Дронго вспорхнула, похожа на ласточку, черная. Медсестры лесные, сядет на нос нильгау, осматривает, чистит кожу, а тот терпит. И так по всему телу. Дронго, говорят, знает около пятидесяти языков других птиц и животных и обладает когнитивными способностями, близкими к нашим.
Вот так идешь по лесу и думаешь, а где же звери, как бы так исхитриться увидеть, а в это самое время лес полон глаз, следящих за тобой. И слон в десяти шагах стоит в зарослях, и тигр меж веток глядит на тебя в упор, а ты ни сном ни духом. Хорошо еще, если днем. Ночью тут другие законы. Был у нас этот опыт с Таей.
Красноголовый дятел выглянул из-за ствола. Зеленых я видел тут, а красного впервые. Сунул в дупло голову: что там? Ничего особенного.
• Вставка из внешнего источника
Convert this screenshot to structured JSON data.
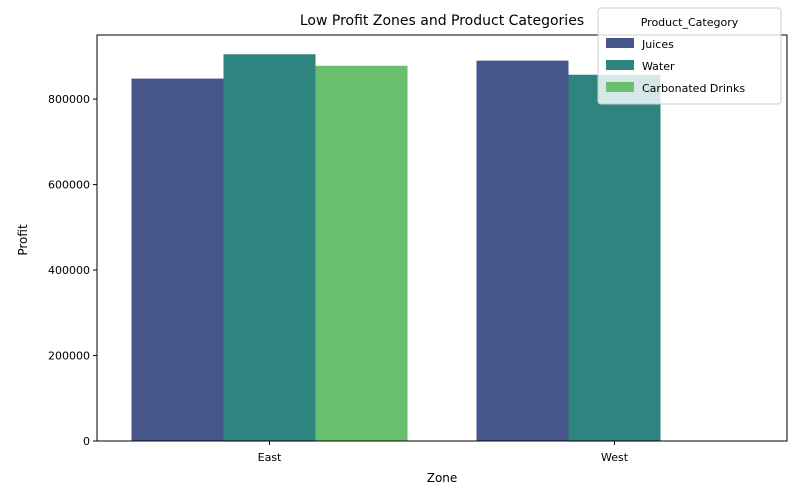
{
  "chart_data": {
    "type": "bar",
    "title": "Low Profit Zones and Product Categories",
    "xlabel": "Zone",
    "ylabel": "Profit",
    "categories": [
      "East",
      "West"
    ],
    "ylim": [
      0,
      950000
    ],
    "yticks": [
      0,
      200000,
      400000,
      600000,
      800000
    ],
    "grid": false,
    "legend_title": "Product_Category",
    "legend_position": "top-right",
    "series": [
      {
        "name": "Juices",
        "color": "#46568a",
        "values": [
          848000,
          890000
        ]
      },
      {
        "name": "Water",
        "color": "#2e8580",
        "values": [
          905000,
          857000
        ]
      },
      {
        "name": "Carbonated Drinks",
        "color": "#6abf6f",
        "values": [
          878000,
          null
        ]
      }
    ]
  }
}
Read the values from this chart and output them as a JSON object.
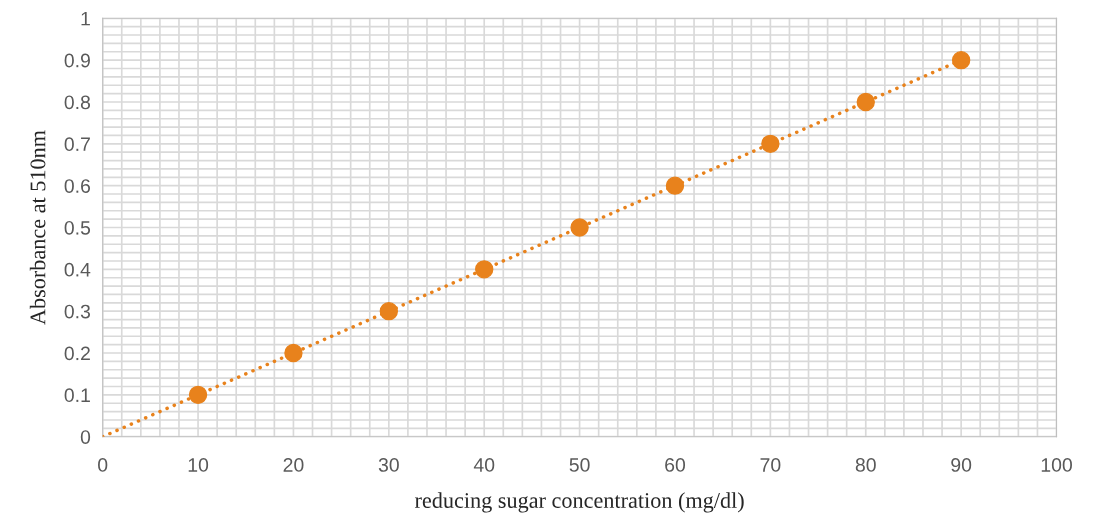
{
  "chart_data": {
    "type": "scatter",
    "xlabel": "reducing sugar concentration (mg/dl)",
    "ylabel": "Absorbance at 510nm",
    "series": [
      {
        "color": "#e8821c",
        "marker": "circle",
        "x": [
          10,
          20,
          30,
          40,
          50,
          60,
          70,
          80,
          90
        ],
        "values": [
          0.1,
          0.2,
          0.3,
          0.4,
          0.5,
          0.6,
          0.7,
          0.8,
          0.9
        ]
      },
      {
        "type": "line",
        "color": "#e8821c",
        "line_style": "dotted",
        "marker": "none",
        "x": [
          0,
          90
        ],
        "values": [
          0,
          0.9
        ]
      }
    ],
    "xlim": [
      0,
      100
    ],
    "xticks": [
      0,
      10,
      20,
      30,
      40,
      50,
      60,
      70,
      80,
      90,
      100
    ],
    "ylim": [
      0,
      1
    ],
    "yticks": [
      0,
      0.1,
      0.2,
      0.3,
      0.4,
      0.5,
      0.6,
      0.7,
      0.8,
      0.9,
      1
    ],
    "grid": true,
    "legend": false
  }
}
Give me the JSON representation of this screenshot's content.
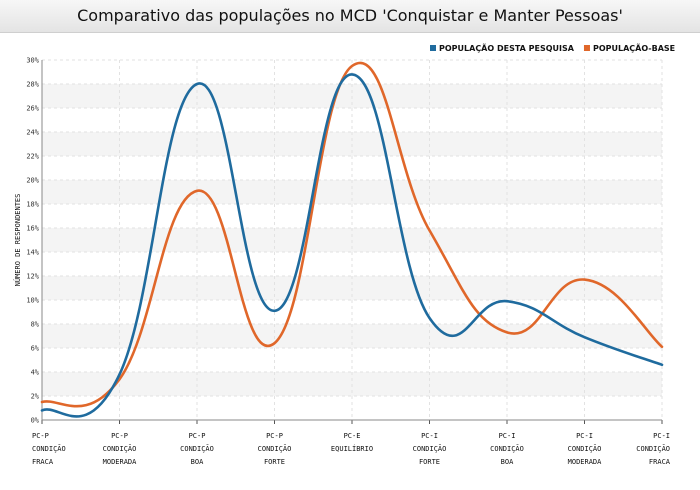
{
  "chart_data": {
    "type": "line",
    "title": "Comparativo das populações no MCD 'Conquistar e Manter Pessoas'",
    "ylabel": "NÚMERO DE RESPONDENTES",
    "xlabel": "",
    "ylim": [
      0,
      30
    ],
    "ytick_step": 2,
    "ytick_suffix": "%",
    "grid": true,
    "legend_position": "top-right",
    "categories": [
      [
        "PC-P",
        "CONDIÇÃO",
        "FRACA"
      ],
      [
        "PC-P",
        "CONDIÇÃO",
        "MODERADA"
      ],
      [
        "PC-P",
        "CONDIÇÃO",
        "BOA"
      ],
      [
        "PC-P",
        "CONDIÇÃO",
        "FORTE"
      ],
      [
        "PC-E",
        "EQUILÍBRIO"
      ],
      [
        "PC-I",
        "CONDIÇÃO",
        "FORTE"
      ],
      [
        "PC-I",
        "CONDIÇÃO",
        "BOA"
      ],
      [
        "PC-I",
        "CONDIÇÃO",
        "MODERADA"
      ],
      [
        "PC-I",
        "CONDIÇÃO",
        "FRACA"
      ]
    ],
    "series": [
      {
        "name": "POPULAÇÃO DESTA PESQUISA",
        "color": "#1f6b9e",
        "values": [
          0.8,
          3.8,
          28.0,
          9.1,
          28.8,
          8.5,
          9.9,
          6.9,
          4.6
        ]
      },
      {
        "name": "POPULAÇÃO-BASE",
        "color": "#e0672a",
        "values": [
          1.5,
          3.4,
          19.1,
          6.4,
          29.5,
          15.8,
          7.3,
          11.7,
          6.1
        ]
      }
    ]
  }
}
Олени вышли на луг. Казалось бы, просто олешки пятнистые, или, как их называют индийцы: читал. Кто их читал, кто их писал этой детской божьей рукой? Я помню этот белый карандаш в детстве, особый, и с какой любовью, но странной, к нему тянулась рука… Могу представить, как старательно-самозабвенно он рисовал эти белые крапинки на только что созданных им олешках, на бежевых сорочках барышень и камзолах юношей с замшевыми деревцами на головах. И как непросто было достичь у них этой мягкой линии губ между чувственностью и сдержанностью. Вчера наблюдал за одним юниором, стоявшим чуть в стороне от стада и упражнявшимся в подаче сигнала тревоги. Отрывисто вскрикивал, усердствуя в выражении лица, и притопывал передней ногой. С каждым разом у него получалось все лучше, и наконец он довел это, казалось бы, до совершенства, и оборачивался к стаду, которое должно было при этом сигнале броситься врассыпную, но никто не поворачивал к нему головы, продолжая пощипывать траву и общаться друг с другом. Так и стоял этот пионер растерянно и одиноко на пригорке, не понимая: как же так, и где кончается искусство и дышит почва и судьба? Это знают павлины, но в мае, а сейчас январь, рано еще. На хинди павлин – маюр, самочки маюров кричат, как вакханки в предчувствии растерзанных дней, но еще не вечер. В этом стаде оленей бродит одинокий байрон, прихрамывая на переднюю левую. Чувствуя себя другим. И женщины нет с ним.